L’evoluzione della blockchain
Un’analisi qualitativa del settore italiano sottolinea che molte società, che operano anche sul fronte europeo ed internazionale, hanno scelto questa tecnologia perché ne hanno sposato la mission.
L’esempio che porto è quello di Stonize una giovane azienda impegnata nelle operazioni di cartolarizzazione attraverso l’utilizzo della tecnologia blockchain. Per chi non lo sapesse, con il processo di cartolarizzazione si deve intendere quella particolare operazione che tramuta un’attività finanziaria indivisibile o illiquida o parzialmente illiquida (ad esempio un pool di mutui) in un’attività divisibile e immediatamente cedibile sul mercato.
Società come questa hanno compreso prima, e sviluppato poi, un modus operandi che non costituisce un unicum. Purtroppo vi sono alcuni operatori internazionali che hanno scelto la sola via del marketing e del networking, perdendo di vista completamente la mission di Bitcoin e della blockchain. Infatti non di rado capita di imbattersi in simpatiche riproduzioni di supply chain senza la presenza di una chain degna di tale nome.
Paradossale ma vero, alcune aziende, spacciando il prodotto in oggetto come tracciato su blockchain, racchiudevano le informazioni del prodotto in un codice QR. Nessuna blockchain utilizzata, nessun dato notarizzato semplicemente qualche riga di testo. Capiamo bene che in tal caso, il ruolo della tecnologia farebbe sì la differenza, ma solo se davvero fosse utilizzata con ratio e non a soli scopi di marketing, con il rischio di confondere il consumatore.

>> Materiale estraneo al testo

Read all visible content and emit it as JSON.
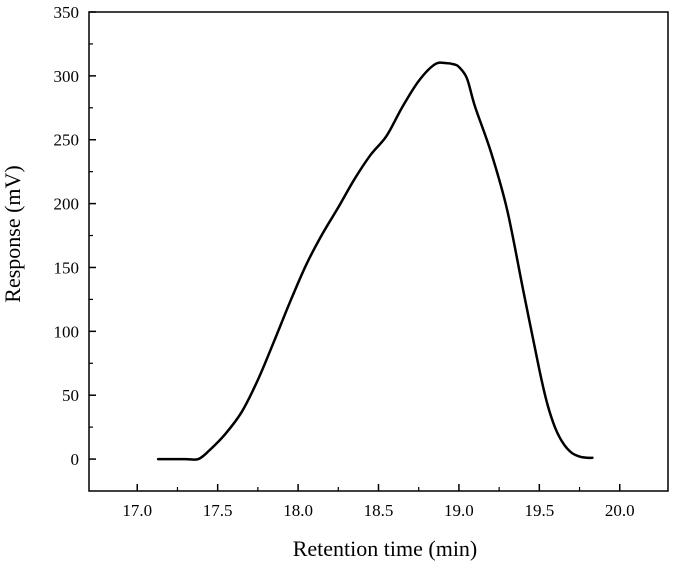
{
  "chart_data": {
    "type": "line",
    "title": "",
    "xlabel": "Retention time (min)",
    "ylabel": "Response (mV)",
    "xlim": [
      16.7,
      20.3
    ],
    "ylim": [
      -25,
      350
    ],
    "x_ticks": [
      17.0,
      17.5,
      18.0,
      18.5,
      19.0,
      19.5,
      20.0
    ],
    "x_tick_labels": [
      "17.0",
      "17.5",
      "18.0",
      "18.5",
      "19.0",
      "19.5",
      "20.0"
    ],
    "y_ticks": [
      0,
      50,
      100,
      150,
      200,
      250,
      300,
      350
    ],
    "y_tick_labels": [
      "0",
      "50",
      "100",
      "150",
      "200",
      "250",
      "300",
      "350"
    ],
    "grid": false,
    "legend": "none",
    "line_color": "#000000",
    "series": [
      {
        "x": [
          17.13,
          17.2,
          17.3,
          17.38,
          17.45,
          17.55,
          17.65,
          17.75,
          17.85,
          17.95,
          18.05,
          18.15,
          18.25,
          18.35,
          18.45,
          18.55,
          18.65,
          18.75,
          18.85,
          18.92,
          18.97,
          19.0,
          19.05,
          19.1,
          19.2,
          19.3,
          19.4,
          19.5,
          19.55,
          19.6,
          19.65,
          19.7,
          19.75,
          19.8,
          19.83
        ],
        "y": [
          0,
          0,
          0,
          0,
          7,
          20,
          37,
          62,
          92,
          123,
          152,
          176,
          197,
          219,
          238,
          253,
          276,
          296,
          309,
          310,
          309,
          307,
          298,
          276,
          240,
          195,
          132,
          70,
          43,
          24,
          12,
          5,
          2,
          1,
          1
        ]
      }
    ]
  }
}
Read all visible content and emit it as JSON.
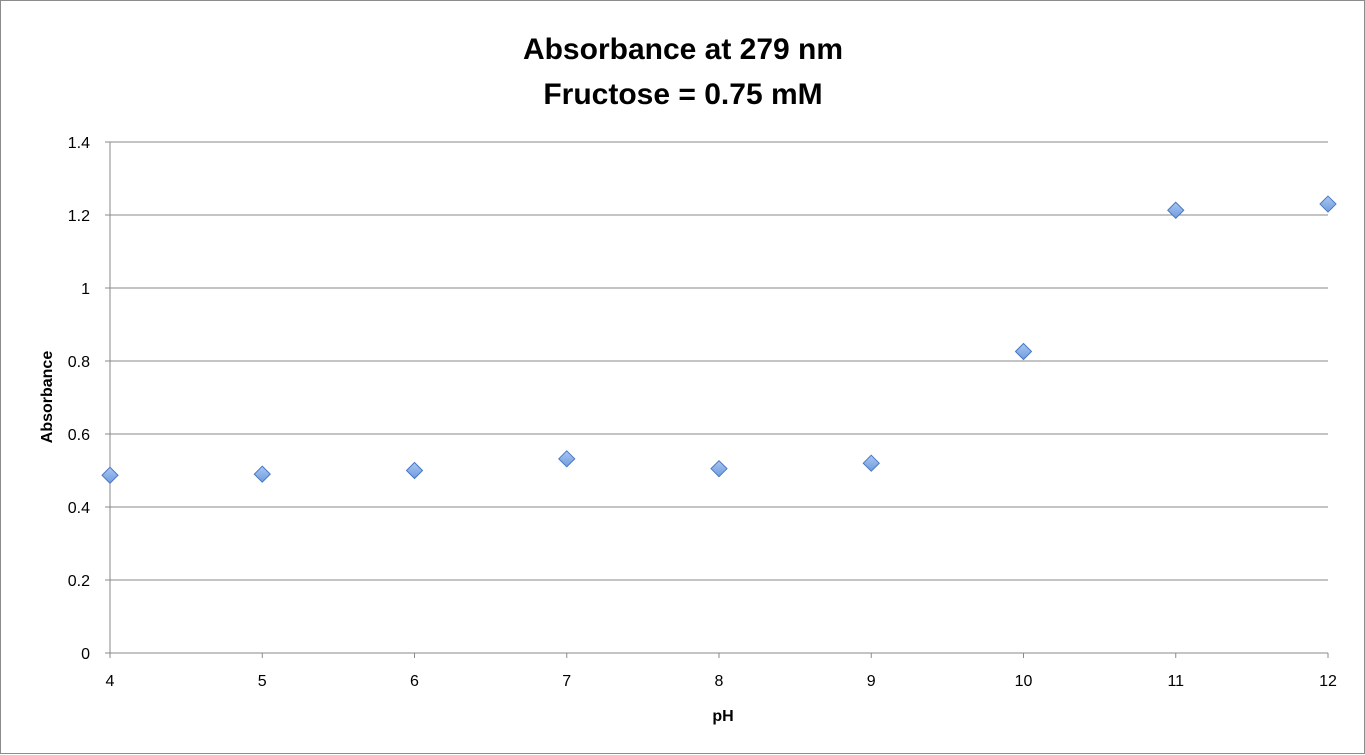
{
  "chart_data": {
    "type": "scatter",
    "title": [
      "Absorbance at 279 nm",
      "Fructose = 0.75 mM"
    ],
    "xlabel": "pH",
    "ylabel": "Absorbance",
    "xlim": [
      4,
      12
    ],
    "ylim": [
      0,
      1.4
    ],
    "xticks": [
      "4",
      "5",
      "6",
      "7",
      "8",
      "9",
      "10",
      "11",
      "12"
    ],
    "yticks": [
      "0",
      "0.2",
      "0.4",
      "0.6",
      "0.8",
      "1",
      "1.2",
      "1.4"
    ],
    "grid": true,
    "legend": "none",
    "marker": "diamond",
    "marker_color": "#6f9ce0",
    "series": [
      {
        "x": [
          4,
          5,
          6,
          7,
          8,
          9,
          10,
          11,
          12
        ],
        "y": [
          0.487,
          0.49,
          0.5,
          0.532,
          0.505,
          0.52,
          0.826,
          1.213,
          1.23
        ]
      }
    ]
  }
}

A questo punto credo fermamente che il ruolo fulcro della trasformazione non solo digitale ma soprattutto di mindset è dei media, che devono essere in grado di dare informazioni corrette e che allo stesso tempo si devono far carico anche della formazione dei soggetti che intraprendono il percorso in questo settore. Il rischio, di non prendere con consapevolezza questa mission, è quello di rallentare l’effetto disruptive perdendo un’occasione unica nel proprio genere a livello globale.